Cities run by Democrats across the country have begun the mass release of low-level offenders amid the coronavirus pandemic, a move police groups condemn as the start of a nationwide crime wave.

Civil liberty groups and left-leaning prosecutors say correction facilities are a breeding ground for the coronavirus because of unsanitary health conditions and inmates’ proximity to each other. They say an outbreak would spread rapidly, endangering prisoners, guards and staff.

Police disagree.

“If you put convicted, but not yet rehabilitated criminals out on the streets where large swaths of the business world are shut down, you can expect an increase in property crimes from looting to robbery,” said James Pasco, executive director of the Fraternal Order of Police. “You run the risk of exacerbating the problem.”

Some cities have released scores of prisoners who have been convicted of non-violent crimes, have sentences scheduled to lapse within the next year or are among the elderly population most at risk from the novel coronavirus that causes COVID-19.

Since the pandemic began, Los Angeles County released more than 600 inmates early and Cleveland let go more than 200.

More get-out-of-jail-free cards could be on the way.

Baltimore State’s Attorney Marilyn Mosby on Wednesday urged Maryland Gov. Larry Hogan, a Republican, to release certain low-level inmates.

Chicago and New York are mulling similar measures.

Police associations have slammed the idea as poorly conceived, saying releasing more inmates into society will tax already beleaguered departments.

“The idea of releasing individuals, who by definition are not safe to be among the public, in the name of improving public welfare is nonsensical,” said William Johnson, executive director of the National Association of Police Organizations.

Prosecutors defended the practice, saying those released don’t pose a threat to society because their crimes range from petty thefts to failure to pay child support.
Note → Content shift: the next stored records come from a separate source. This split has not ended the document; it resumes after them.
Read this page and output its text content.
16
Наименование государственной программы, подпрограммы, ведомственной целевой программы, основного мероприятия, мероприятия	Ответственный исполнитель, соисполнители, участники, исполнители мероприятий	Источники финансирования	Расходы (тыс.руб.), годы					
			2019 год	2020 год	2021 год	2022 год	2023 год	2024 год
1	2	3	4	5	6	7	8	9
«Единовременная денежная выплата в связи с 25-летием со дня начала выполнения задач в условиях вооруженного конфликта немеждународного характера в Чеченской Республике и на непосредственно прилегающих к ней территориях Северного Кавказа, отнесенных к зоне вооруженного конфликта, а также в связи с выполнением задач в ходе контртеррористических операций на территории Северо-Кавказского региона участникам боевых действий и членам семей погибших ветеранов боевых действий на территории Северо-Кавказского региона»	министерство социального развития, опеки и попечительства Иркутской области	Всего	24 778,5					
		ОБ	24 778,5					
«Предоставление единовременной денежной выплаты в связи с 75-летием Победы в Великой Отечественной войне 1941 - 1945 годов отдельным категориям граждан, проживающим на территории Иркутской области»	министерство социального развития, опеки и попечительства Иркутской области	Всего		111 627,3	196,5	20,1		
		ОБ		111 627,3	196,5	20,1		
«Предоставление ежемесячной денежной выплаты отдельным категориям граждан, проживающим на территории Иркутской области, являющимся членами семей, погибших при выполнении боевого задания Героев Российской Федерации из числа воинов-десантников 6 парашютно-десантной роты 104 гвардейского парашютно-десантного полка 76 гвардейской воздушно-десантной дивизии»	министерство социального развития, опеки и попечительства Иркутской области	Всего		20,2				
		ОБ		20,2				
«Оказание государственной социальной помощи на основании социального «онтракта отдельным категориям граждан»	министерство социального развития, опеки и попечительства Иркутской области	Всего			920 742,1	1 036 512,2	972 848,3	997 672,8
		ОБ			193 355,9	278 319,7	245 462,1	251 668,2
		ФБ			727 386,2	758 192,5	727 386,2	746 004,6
Mr. Johnson counters that keeping low-level offenders off the streets frees the police to focus on violent crimes. He pointed to former New York City Mayor Rudolph W. Giuliani’s approach to policing in which the police targeted small-time offenders, creating an atmosphere that prevented more serious crimes.

“New York City is a great example where you used to have the ‘broken windows’ model of policing where you went after the low-level stuff and improved the overall quality of life for the entire city,” he said.

Houston Police Chief Art Acevedo said he supports releasing some low-level offenders amid the coronavirus outbreak, but the decision should be made on a case-by-case basis.

The blanket releases of prisoners is a major threat to public safety, including child molesters who tend to skew older but remain dangerous nonetheless, Mr. Acevedo said.

“We’ve got to be thoughtful and not use broad brushes,” he told The Washington Times. “The last thing you want to do is release a large number of criminals onto our streets that have been not been assessed before they return to society.”

Prosecutors see it differently. They’ve urged their governors and state officials to act quickly on mass release because of the rate that the virus is spreading.

“Now is not the time for a piecemeal approach where we go into court and argue one by one for the release of at-risk prisoners,” Ms. Mosby, the Baltimore prosecutor, wrote in her letter. “Decisive action is needed and it can only be taken by the executive branch.”

Law enforcement officials don’t know if the pandemic has increased crime or if a larger number of people self-isolating has reduced potential targets for perpetrators.

Mr. Acevedo said his call volume has tabled. His officers are keeping an eye on crimes like domestic violence with some families tightly holed up in their homes but have not seen a noticeable uptick.

Law enforcement groups say the mass releases do more than threaten public safety, but also public health. They point out that a released prisoner exposed to the coronavirus while incarcerated will exacerbate its spread.

“A sizable number of medical experts believe the majority of Americans will be exposed to the virus and if that’s true, you are removing prisoners from incarceration to the general public where you have no control over their movement or they will be exposed to,” Mr. Johnson said.

The police groups also worry law enforcement could be the most at risk since they will be the ones coming into contact with the newly released offenders. More than 80% of police forces across the country have fewer than 10 officers, according to the Fraternal Order of Police.

If two officers were exposed to the coronavirus, the impact could devastate a small town force. It also would raise questions such as who will cover their shift, will they be paid for their time at home, and how a short-staffed department can meet the needs of their community.

“We are in unchartered territory,” Mr. Pasco said.